4. Listen to soothing sounds
Silence is considered one of the preferred sleep situations by health experts, but for some it can have the opposite effect in those early moments of drifting off.
We face so much visual stimulation in our days, from looking at computer screens to watching TV, that it can actually be really difficult for our brains to switch off just because we close our eyes.
If you’re someone who finds themselves thinking in overdrive during a moment of silence, opt for the soothing sounds of ocean waves, crackling fire, thunderstorms or really anything that works for you! There’s plenty of available options on Spotify, with an entire segment dedicated to sleep.
Alternatively, you can listen to a podcast of sleep stories like the Just Sleep podcast where Taesha Glasgow reads bedtime tales, or the Sleep Stories on the Calm App,which are read to you by famous stars like Matthew McConaughey.
You can also set these sounds or stories on a timer so that they "run out" when you’re heading off into a deeper sleep.
5. Use tech to track your sleep cycle
Okay we know we said to put your damn phone away but… this is different. Thanks to many a genius around the world, there are actually plenty of ways for us to track our sleep cycle and use that information to improve on our nightly routines.

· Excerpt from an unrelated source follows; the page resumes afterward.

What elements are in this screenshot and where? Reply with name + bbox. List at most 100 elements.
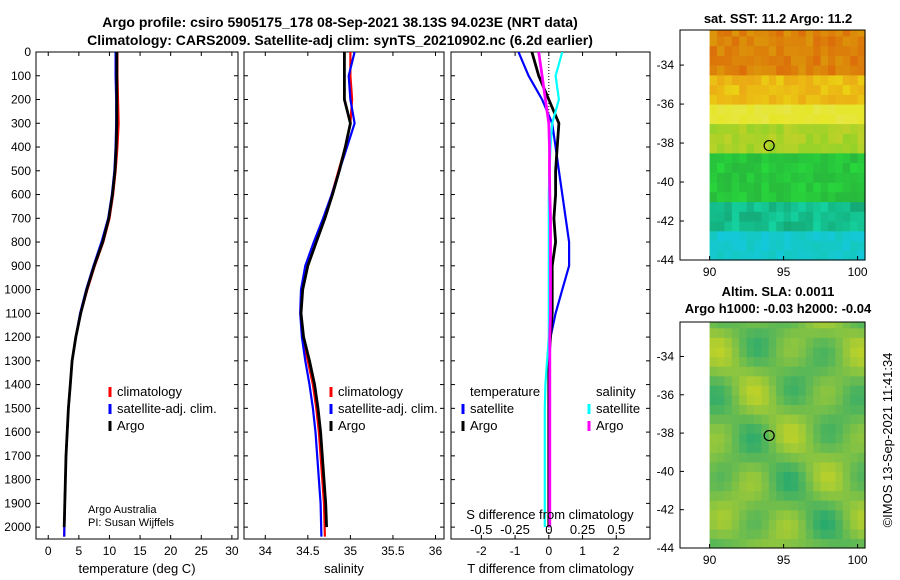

You could use a smart-watch like Withings Scan Watch, which computes numerous data points to measure sleep cycles, detect breathing disturbances and then calculates your overall Sleep Score. Or the Fitbit Inspire HR Tracker, which tracks how long you sleep versus how long you are tossin' and turnin' to check on your sleep health.
Or you could take it a step further with a device like Withings Sleep Tracking Mat, which offers sleep cycle analysis (deep, light and REM), heart rate tracking and snore detection. Connected to the Health Mate app, the new Sleep Diary feature allows the wearer to monitor for conditions such as sleep apnea or insomnia.
6. Reach out to a medical professional
While tech is a great way to monitor the effectiveness of your new sleep hygiene and nightly routine, if you’re still struggling after implementing some better habits it’s a great idea to check in with your doctor.